Did you ever think that it might be fun if Scotty “beamed you up”?
I certainly did.
But that’s not quite the way it works out for Patricia Risden in Kidnapped by Maria Hammarblad. Oh, Tricia gets “beamed up” all right. And imprisoned. Because the world of the Alliance is a lot colder and bleaker than the Federation.
And Alliance Commander Travis isn’t like anyone on the Enterprise. Unless you’re thinking of the Mirror universe Enterprise. The one where the universe went very, very wrong.
But Travis isn’t quite that evil, although the Alliance that he serves is. Travis has just, well, misplaced his humanity. Tricia helps him find it again. All because he made a mistake. Two mistakes.

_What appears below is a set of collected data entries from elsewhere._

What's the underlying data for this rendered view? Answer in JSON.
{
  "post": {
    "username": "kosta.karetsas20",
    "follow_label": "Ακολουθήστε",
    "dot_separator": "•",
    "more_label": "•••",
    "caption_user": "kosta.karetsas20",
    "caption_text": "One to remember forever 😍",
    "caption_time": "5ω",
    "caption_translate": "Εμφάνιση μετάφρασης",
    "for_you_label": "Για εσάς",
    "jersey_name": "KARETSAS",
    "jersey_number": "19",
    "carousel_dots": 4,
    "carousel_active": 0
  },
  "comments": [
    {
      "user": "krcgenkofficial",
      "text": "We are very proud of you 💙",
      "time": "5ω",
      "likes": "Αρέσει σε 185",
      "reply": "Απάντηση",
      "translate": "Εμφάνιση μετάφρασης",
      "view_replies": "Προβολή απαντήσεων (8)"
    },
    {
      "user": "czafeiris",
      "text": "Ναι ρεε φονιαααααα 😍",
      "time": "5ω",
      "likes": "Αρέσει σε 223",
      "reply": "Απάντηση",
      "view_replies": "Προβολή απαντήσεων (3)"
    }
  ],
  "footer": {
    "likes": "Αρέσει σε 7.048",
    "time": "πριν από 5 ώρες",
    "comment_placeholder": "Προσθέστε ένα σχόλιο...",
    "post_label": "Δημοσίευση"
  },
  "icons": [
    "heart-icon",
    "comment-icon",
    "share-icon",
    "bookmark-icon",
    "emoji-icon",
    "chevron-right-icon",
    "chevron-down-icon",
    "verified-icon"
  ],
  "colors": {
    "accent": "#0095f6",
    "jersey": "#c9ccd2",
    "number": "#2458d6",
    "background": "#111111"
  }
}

Travis’ first mistake was picking Tricia up in the first place. Travis was chasing a known revolutionary. Said revolutionary made a temporary stop on Earth. Very temporary, but just long enough to appear in front of Tricia’s car and cause her to have an accident.
Travis thought the revolutionary (his name is William) and Tricia knew each other. Travis whisked Tricia away when he couldn’t get to William.
Once Tricia was aboard his ship, he realized that Tricia was exactly what she appeared to be, a harmless Earth woman with no technological expertise whatsoever, and no knowledge of the Alliance or the Revolution against it.
But it was too late. Travis had already notified his Commander that he was bringing in a prisoner. Since she is harmless, he decides to give her the run of the ship.
That’s his second mistake. Tricia is harmless in any technical sense. But she is also bright, curious and dependent on him. Yes, she has more than a touch of Stockholm Syndrome. She sees him as a man, and not the murdering monster the rest of the Alliance sees.
Because Commander Travis is a murdering monster. He is an assassin and a butcher for the Alliance. He’s been programmed to be since he was a child. The last time he disobeyed, the Supreme Commander cut off his arm and replaced it with a mechanical one.
Tricia knows none of this. All she sees is her only possible way home. Her only companion. She falls in love with him.
Travis is a man under all his programming. Harmless Tricia finds the chink in his Alliance conditioning. And Travis re-programs all of his unswerving loyalty from serving the Alliance–to saving, and loving, the woman he kidnapped from Earth.
If they can both manage to survive everything the entire Alliance, and the Revolution, throw at them.
Escape Rating B-: The story gets off to a slow start. Travis is not a sympathetic character in the beginning, and Tricia definitely has more than a touch of Stockholm Syndrome. She goes from being scared of her kidnapper to falling in love with him.
It’s what happens after that that makes the story interesting. Travis has been so conditioned to serve the Alliance that he shouldn’t respond to Tricia at all. Instead, he falls too. But he can’t quite get rid of the Alliance conditioning, so he finds a way around it. His solution was pretty neat.
The Alliance Supreme Commander was just a bit too cartoon-villainess for my taste. The whole manipulative vampy-spacesuit sex-goddess thing just didn’t work for me. But the family-vibe of the Revolutionary ship did. Reminded me a bit of Firefly, which is never a bad thing.